I tell this to Tobie and Hannah.
Tobie’s eyes turned to saucers. Did you live on Parkhurst Road?!?!
Random question. I’m flummoxed. Yeahhh…
My forehead wrinkles, eyebrows raised as I lean my head in a little closer…surely something else is coming? I’d already told her my name was Julie, and I can tell she is too intelligent a woman to have forgotten sooooo…
I bought the house you lived in on Parkhurst! I renovated it and there are two apartments in there now!!
I knew the story about your parents and that you had lived in that house when your parents had their accident. When I was gutting the bedrooms in the basement there was a built-in desk. It said ‘Julie was here’ on it.

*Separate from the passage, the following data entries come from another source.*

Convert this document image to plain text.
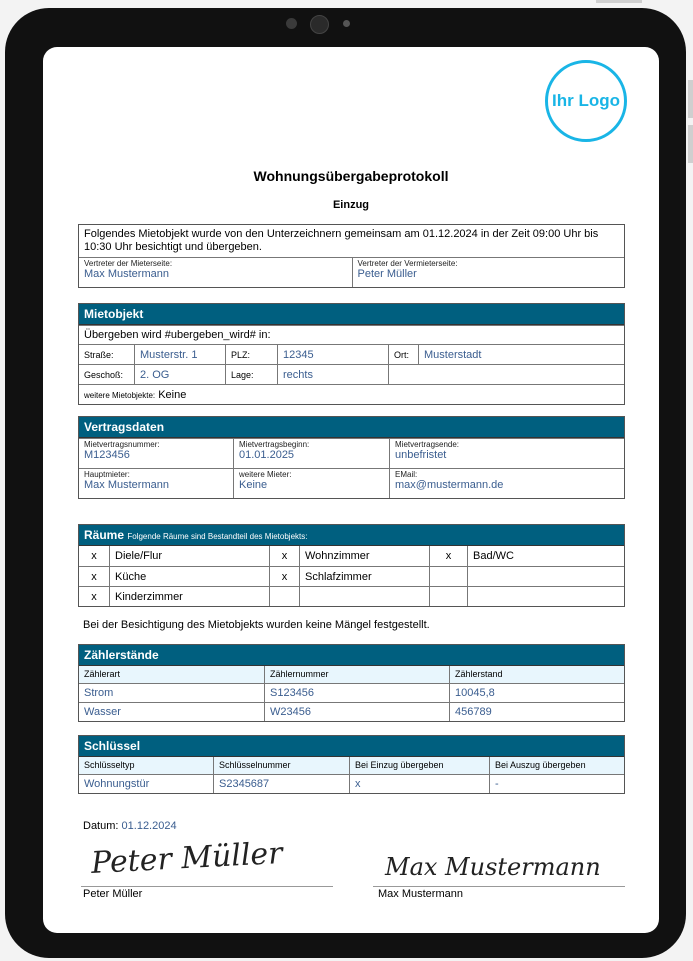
Ihr Logo
Wohnungsübergabeprotokoll
Einzug
Folgendes Mietobjekt wurde von den Unterzeichnern gemeinsam am 01.12.2024 in der Zeit 09:00 Uhr bis 10:30 Uhr besichtigt und übergeben.
Vertreter der Mieterseite:
Max Mustermann
Vertreter der Vermieterseite:
Peter Müller
Mietobjekt
Übergeben wird #ubergeben_wird# in:
Straße:	Musterstr. 1	PLZ:	12345	Ort:	Musterstadt
Geschoß:	2. OG	Lage:	rechts
weitere Mietobjekte: Keine
Vertragsdaten
Mietvertragsnummer:
M123456
Mietvertragsbeginn:
01.01.2025
Mietvertragsende:
unbefristet
Hauptmieter:
Max Mustermann
weitere Mieter:
Keine
EMail:
max@mustermann.de
Räume Folgende Räume sind Bestandteil des Mietobjekts:
x	Diele/Flur	x	Wohnzimmer	x	Bad/WC
x	Küche	x	Schlafzimmer
x	Kinderzimmer
Bei der Besichtigung des Mietobjekts wurden keine Mängel festgestellt.
Zählerstände
Zählerart	Zählernummer	Zählerstand
Strom	S123456	10045,8
Wasser	W23456	456789
Schlüssel
Schlüsseltyp	Schlüsselnummer	Bei Einzug übergeben	Bei Auszug übergeben
Wohnungstür	S2345687	x	-
Datum: 01.12.2024
Peter Müller
Peter Müller
Max Mustermann
Max Mustermann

A couple more beats — my eyes a little wider, my head cocked a little closer.
Yes, I’m Julie — the flabbergasted Julie standing mouth agape in a stranger-turned-instant-buddy’s sister’s foyer.
And I’m also Julie — the fifteen-year-old Julie wearing Coke-bottle-bottomed glasses etching her name on a desk at the deepest and darkest time in her short life.
We exclaim, we tell everyone around us what we’ve just figured out.
Later on, as I listened to the music through the night I kept coming back to what happened in the foyer. It must have looked like my neck was spasming as I sporadically shook my head totally off-beat through music sets trying to wrap my head around it all.
Had Abby gotten a table at the trendy coffee shop… had her old friend not worked at the next one… had she not booked that photoshoot… had my friend not bought a ticket… had my husband not been away… had Abby not needed her keyboard (which she did not end up using)… had I arrived with the rest of the crowd and not had extra time to chat in the foyer… yesterday’s Julie would not have connected with today’s Julie.
It’s been a crazy year. I was diagnosed with and have completed treatment for breast cancer. This led to lots of soul-searching about the story I’ve been wanting to tell, the words that have been sputtering their way out of me in short bursts over time. I’ve done some writing but just never kept at it. Easy to blame it on being distracted by homeschooling our kids, starting a business, life, and more life.
I’ve started journalling in the mornings and am also using that time to ask God (for me there is no doubt a Creator to whom we are all connected) to please nudge me toward telling my story if that’s where I’m to be nudged.
All the questions pinging from the back of my brain over the years: Who wants to read it? How is my story more engrossing than anyone else’s story? Do I write well enough? Will I offend anyone? What if all my memories aren’t ‘correct’?
If that conversation in the foyer wasn’t a shove in the direction of for crying out loud just start getting it all down, would you?, I don’t know what it was.
God. Coincidence. Synchronicity. Complete randomness. Everyone will have a different take on it.
Who was that fifteen-year-old writing her message for? For me. Thirty-seven years later. It was for me.
It was to nudge me further into what I’ve known for years I need to do — to write it all down for me. To start now. For real.
I don’t know what it will lead to. Despite my kids occasionally joking with me that I need therapy (it’s a joke, right guys?), for the most part, I feel healed and happy and whole. But the words, they have to come out. And already, right at the beginning it has been therapeutic. Let’s see where this goes. I hope my story can bring comfort and community to someone else who needs comfort and community when all things seem to be going completely off-kilter.
Ask out loud for mind-gaping synchronicities. If you’ve been feeling a nudge, go with it. Move fast or move slow, it doesn’t matter which, just move.
Let’s move together. One word/phone call/painting/course/conversation at a time.
I don’t remember writing my name on that desk all those years ago but I remember that girl. She’s just at the beginning of some really, really, really hard stuff. But she’ll make it.
And she’ll write a lot more than just her name on a desk.